The statement from Yu and other CCP officials also reveal another possibility: the CCP has been covering up the date of the CCP virus outbreak.

It seems to confirm the time when the virus was suspected to have caused illness, before the first publicized Wuhan outbreak.

Tang pointed out that the CCP officials’ vaccination a year ago coincided with a report on the source of the virus released by the U.S. State Department.

According to this report, many employees of the Wuhan Institute of Virology had symptoms similar to the illness of CCP virus (COVID-19) as early as the autumn of 2019, before the first identified case of the outbreak.
It’s possible that the R&D for vaccines had started way before January 2020 when CCP officially recognized the Wuhan outbreak, Tang stated.

Concerns of Safety and Efficacy of China’s Inactivated Vaccines

What CNPG developed is a type of inactivated vaccine which is widely regarded to be able to be developed faster and easier than regular vaccines used in Western countries.

Concerns about the safety and efficacy of China’s vaccines arose after Yu’s statement.

Healthcare Workers Protest Being Given Sinovac Vaccine Instead Of Pfizer-BioNTech in Manila, Philippines, on Feb. 26, 2021. (Ezra Acayan/Getty Images)
Healthcare Workers Protest Being Given Sinovac Vaccine Instead Of Pfizer-BioNTech in Manila, Philippines, on Feb. 26, 2021. Ezra Acayan/Getty Images

Among the four vaccines approved for conditional commercial use in China, with the exception of the adenovirus vector vaccine for COVIC-19 jointly developed by Chen Wei’s team with CanSino Biologics, the remaining three are all inactivated vaccines, including two vaccines from Sinopharm and one from Sinovac Biotech.

Chen is a major general and epidemiologist in the People’s Liberation Army (PLA) Academy of Military Medical Sciences.

As CCP officials bragged about the speed of vaccine development in China, Tang—who has a medical professional background—worried about the high risk and loss of immunity that could result in taking inactivated vaccines.

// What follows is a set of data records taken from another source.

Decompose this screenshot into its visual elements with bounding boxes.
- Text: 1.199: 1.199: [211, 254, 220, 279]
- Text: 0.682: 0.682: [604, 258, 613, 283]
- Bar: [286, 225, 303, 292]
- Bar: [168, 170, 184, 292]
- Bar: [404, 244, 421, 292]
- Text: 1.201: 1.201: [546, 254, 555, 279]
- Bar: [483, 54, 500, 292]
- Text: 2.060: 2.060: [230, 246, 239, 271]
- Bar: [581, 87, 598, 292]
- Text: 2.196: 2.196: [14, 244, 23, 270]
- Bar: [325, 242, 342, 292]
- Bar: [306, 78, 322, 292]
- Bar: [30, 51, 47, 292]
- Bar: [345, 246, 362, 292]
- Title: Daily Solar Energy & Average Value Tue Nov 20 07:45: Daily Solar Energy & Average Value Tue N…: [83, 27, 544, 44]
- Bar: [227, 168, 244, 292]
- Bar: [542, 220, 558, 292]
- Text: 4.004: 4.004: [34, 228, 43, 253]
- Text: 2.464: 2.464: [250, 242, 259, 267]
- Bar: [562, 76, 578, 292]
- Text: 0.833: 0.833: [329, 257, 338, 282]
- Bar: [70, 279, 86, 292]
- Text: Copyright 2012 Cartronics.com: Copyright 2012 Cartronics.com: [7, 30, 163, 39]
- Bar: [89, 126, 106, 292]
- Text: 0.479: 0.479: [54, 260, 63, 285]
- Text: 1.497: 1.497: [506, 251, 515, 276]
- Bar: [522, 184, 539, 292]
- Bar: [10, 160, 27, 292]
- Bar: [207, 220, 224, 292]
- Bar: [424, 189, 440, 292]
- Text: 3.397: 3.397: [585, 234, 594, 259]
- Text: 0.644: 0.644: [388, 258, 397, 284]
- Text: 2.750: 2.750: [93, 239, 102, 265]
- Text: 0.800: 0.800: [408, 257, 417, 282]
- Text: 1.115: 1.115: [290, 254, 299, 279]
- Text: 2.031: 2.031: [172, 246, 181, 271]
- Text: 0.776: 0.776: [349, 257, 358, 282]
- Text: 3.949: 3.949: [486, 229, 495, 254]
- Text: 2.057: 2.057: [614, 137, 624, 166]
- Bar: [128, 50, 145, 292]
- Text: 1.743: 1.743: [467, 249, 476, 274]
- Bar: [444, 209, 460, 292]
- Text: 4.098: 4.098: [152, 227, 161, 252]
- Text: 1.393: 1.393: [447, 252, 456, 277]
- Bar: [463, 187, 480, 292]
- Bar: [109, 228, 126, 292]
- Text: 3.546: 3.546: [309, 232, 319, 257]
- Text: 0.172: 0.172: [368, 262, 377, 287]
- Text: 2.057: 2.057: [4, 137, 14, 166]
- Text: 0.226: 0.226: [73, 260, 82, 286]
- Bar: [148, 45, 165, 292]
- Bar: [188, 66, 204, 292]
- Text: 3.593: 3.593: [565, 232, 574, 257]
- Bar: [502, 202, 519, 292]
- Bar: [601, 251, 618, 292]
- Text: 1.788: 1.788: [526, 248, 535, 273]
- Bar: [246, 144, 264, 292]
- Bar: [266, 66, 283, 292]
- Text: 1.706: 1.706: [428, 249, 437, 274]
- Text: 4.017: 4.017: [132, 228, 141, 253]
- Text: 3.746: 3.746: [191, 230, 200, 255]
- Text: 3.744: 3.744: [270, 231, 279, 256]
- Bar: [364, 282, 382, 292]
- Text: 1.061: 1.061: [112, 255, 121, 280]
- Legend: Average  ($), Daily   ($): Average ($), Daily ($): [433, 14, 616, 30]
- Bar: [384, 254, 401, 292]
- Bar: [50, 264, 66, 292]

“Due to its complex composition, there is a risk of virulence recovery in vivo,” he said.

In addition, the CCP virus may trigger an antibody-dependent enhancement (ADE) effect. As a result, not only will the vaccinated persons will not be protected, but the condition could become more serious.

Tang said the highly specific inactivated vaccines may lose their effectiveness on viruses that are constantly mutating.